For an additional benefit, continue to make the same payment each month, even as your balance, and minimum payment, goes down.  That ensures even more of your money goes towards the principal balance and saves you more in the long run.

The beauty is you are paying the same amount each month, but you’re reducing your debt much quicker because more of your money is going towards the principal debt, not the interest.

Other ways to cut down interest

Pay more than the minimum payment.

Paying more than the minimum is the best way to cut down credit card interest.  Combining that with bi-weekly payments slashes your interest even more and reduces the time needed to pay off your debt.

Pay on the first day.

If you can afford it, pay at least the minimum payment on the first day of the billing cycle to eliminate as much interest as possible.

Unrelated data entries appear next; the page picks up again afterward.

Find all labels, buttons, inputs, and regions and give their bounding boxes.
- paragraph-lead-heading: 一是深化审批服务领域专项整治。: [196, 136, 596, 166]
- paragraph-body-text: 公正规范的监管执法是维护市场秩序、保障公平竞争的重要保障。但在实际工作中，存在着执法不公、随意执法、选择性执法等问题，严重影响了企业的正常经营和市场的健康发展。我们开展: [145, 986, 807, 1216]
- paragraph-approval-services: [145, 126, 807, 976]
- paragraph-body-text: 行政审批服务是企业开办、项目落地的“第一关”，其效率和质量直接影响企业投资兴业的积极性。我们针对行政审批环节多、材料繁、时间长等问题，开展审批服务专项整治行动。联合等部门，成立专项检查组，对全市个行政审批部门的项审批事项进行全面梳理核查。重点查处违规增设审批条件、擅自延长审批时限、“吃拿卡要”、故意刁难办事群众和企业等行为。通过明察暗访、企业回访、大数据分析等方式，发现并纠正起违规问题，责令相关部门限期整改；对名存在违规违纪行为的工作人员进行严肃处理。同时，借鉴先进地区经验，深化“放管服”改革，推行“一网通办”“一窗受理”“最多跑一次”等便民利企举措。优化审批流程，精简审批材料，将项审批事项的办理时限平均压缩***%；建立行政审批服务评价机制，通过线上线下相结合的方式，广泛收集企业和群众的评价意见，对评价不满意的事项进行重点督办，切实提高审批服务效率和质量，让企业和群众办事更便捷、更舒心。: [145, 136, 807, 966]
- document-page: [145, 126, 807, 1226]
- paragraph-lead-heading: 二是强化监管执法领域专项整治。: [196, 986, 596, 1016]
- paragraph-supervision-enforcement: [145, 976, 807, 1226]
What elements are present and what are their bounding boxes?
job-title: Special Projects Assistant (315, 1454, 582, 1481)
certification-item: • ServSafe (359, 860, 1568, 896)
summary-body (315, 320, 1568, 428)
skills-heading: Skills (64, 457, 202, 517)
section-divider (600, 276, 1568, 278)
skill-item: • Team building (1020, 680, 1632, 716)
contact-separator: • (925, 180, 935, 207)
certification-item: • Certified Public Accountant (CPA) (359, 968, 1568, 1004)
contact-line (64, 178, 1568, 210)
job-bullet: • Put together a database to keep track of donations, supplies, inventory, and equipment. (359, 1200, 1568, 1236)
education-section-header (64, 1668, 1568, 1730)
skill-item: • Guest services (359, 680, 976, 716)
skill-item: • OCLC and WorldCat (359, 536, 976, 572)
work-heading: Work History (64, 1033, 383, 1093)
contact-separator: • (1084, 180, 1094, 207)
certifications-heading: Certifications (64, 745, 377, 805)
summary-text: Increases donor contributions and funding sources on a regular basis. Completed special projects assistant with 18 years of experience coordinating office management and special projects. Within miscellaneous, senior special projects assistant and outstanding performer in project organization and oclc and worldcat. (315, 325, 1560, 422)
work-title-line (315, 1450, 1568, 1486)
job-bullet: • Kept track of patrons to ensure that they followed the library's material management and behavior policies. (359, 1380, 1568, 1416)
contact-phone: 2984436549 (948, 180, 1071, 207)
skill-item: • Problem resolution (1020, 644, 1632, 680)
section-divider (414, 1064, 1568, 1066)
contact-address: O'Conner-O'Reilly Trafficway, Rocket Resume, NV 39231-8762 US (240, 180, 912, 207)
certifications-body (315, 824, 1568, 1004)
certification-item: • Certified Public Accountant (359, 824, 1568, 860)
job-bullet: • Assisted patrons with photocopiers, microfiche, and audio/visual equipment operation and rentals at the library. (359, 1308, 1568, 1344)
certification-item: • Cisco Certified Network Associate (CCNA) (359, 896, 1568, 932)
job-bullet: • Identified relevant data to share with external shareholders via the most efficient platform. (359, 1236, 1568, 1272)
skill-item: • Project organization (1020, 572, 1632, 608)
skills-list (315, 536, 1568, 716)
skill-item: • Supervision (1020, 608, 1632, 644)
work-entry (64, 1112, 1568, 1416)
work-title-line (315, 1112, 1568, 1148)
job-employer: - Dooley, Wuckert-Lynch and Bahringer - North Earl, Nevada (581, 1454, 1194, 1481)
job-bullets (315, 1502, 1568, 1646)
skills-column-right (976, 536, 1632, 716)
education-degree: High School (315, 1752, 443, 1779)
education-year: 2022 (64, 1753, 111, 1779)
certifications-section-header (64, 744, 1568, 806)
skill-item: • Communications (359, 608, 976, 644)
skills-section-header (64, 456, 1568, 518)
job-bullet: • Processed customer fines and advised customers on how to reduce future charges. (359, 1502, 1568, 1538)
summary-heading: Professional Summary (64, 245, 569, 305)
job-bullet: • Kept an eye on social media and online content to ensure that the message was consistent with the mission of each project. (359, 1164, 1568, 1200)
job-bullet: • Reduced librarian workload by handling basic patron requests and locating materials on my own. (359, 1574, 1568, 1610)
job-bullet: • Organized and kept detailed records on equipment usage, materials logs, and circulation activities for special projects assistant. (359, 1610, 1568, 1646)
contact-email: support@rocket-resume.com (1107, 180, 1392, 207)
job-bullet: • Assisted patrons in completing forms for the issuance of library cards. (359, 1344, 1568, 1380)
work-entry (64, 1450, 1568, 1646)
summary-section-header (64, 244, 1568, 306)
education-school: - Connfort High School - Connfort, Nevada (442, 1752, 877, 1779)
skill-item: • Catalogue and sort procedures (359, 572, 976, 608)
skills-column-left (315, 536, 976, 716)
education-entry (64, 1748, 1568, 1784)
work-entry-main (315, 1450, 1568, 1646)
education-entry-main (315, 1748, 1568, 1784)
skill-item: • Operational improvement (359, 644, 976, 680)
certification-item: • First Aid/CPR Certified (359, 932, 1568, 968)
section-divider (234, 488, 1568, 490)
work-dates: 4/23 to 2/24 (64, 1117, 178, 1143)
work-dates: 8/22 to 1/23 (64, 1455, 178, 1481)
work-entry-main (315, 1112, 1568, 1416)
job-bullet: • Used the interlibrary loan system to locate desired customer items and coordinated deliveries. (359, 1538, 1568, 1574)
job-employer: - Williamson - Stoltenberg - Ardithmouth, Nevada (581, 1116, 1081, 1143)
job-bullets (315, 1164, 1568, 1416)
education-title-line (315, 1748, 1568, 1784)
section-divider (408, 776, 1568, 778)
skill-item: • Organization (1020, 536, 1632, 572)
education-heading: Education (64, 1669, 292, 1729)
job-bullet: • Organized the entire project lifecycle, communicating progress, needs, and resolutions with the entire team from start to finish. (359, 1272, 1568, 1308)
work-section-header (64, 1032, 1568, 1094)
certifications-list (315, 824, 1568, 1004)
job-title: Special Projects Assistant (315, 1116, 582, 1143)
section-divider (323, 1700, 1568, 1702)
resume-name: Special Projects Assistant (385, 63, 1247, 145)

If that’s not possible, then make micropayments according to a schedule that works best for you.  Just make sure you pay at least the minimum payment each month.

Apply windfalls to your principal.

Anytime you get a windfall, such as a bonus check from your employer or an IRS refund, apply it to your balance for a huge impact on your debt reduction results.

One way to create savings is to use Trim, which automatically finds where you’ve overpaid on utility bills get that money back for you. They then contact those companies on your behalf, secure the overpayment, and deposit it into your savings account. (Trim review)

Stop using the credit card. 

It doesn’t make much sense to apply the micropayment strategy if you continue adding charges to the card.

Cut all the cards, or put them in a safe place in your home, so you’re not tempted to use them for impulse buys.

Consolidate your credit card debt.

If you have a large amount of high-interest debt, and you don’t think you can make progress with your monthly payment, you may want to consider consolidating your debt.

See if a balance transfer card with 0% APR offer works for you.  Here is an article about who should, and who should not get a balance transfer credit card.

A personal loan is another option for consolidating your debt, as they typically have lower interest rates than those of credit cards.

The Bottom Line

Utilizing a bi-weekly payment schedule is a great way to minimize the credit card interest you pay.

If you have multiple cards with balances, continue paying the minimums for each card, but choose one card you want to pay off first.  You can pay off either the card with the highest interest rate, which saves more money, or the card with the lowest balance and pay it off faster.

Then make your bi-weekly payments each month, making sure to pay at least your minimum payment by the due date.